Multiples of 3 and 5
If we list all the natural numbers below 10 that are multiples of 3 or 5, we get 3, 5, 6 and 9. The sum of these multiples is 23.
Find the sum of all the multiples of 3 or 5 below 1000.
This should be a fairly straightforward problem in imperative languages. Let's attempt it in one of the more elegant imperative languages - Python
Find the sum of all the multiples of 3 or 5 below 1000.

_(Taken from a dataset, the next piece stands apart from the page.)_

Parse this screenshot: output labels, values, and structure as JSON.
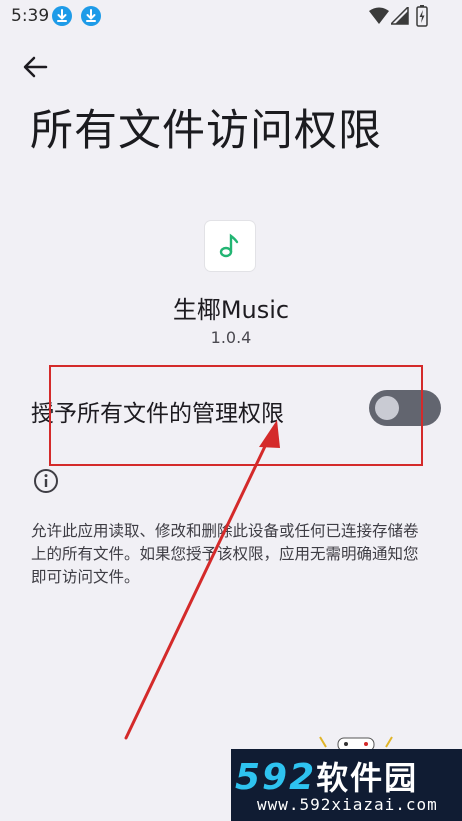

This should be a fairly straightforward problem in imperative languages. Let's attempt it in one of the more elegant imperative languages - Python
>>> def euler1():
answer = 0
for x in range(1000):
if x % 3 == 0 or x % 5 == 0:
answer += x
return answer
>>> euler1()
233168
The answer is 233168. Of course, we could have made this simple program more generic by taking 1000 as parameter and all that, but that is not the point here. Let's attempt this in Clojure. And here comes the solution -
(reduce +
(filter #(or (zero? (mod % 3))
(zero? (mod % 5)))
(range 1000))
)
The answer is 233168. As is evident from the indentation - we calculate the numbers less than 1000 which are divisible either by 3 or 5 and apply filter function over it. We reduce the values and obtain total by applying the + function.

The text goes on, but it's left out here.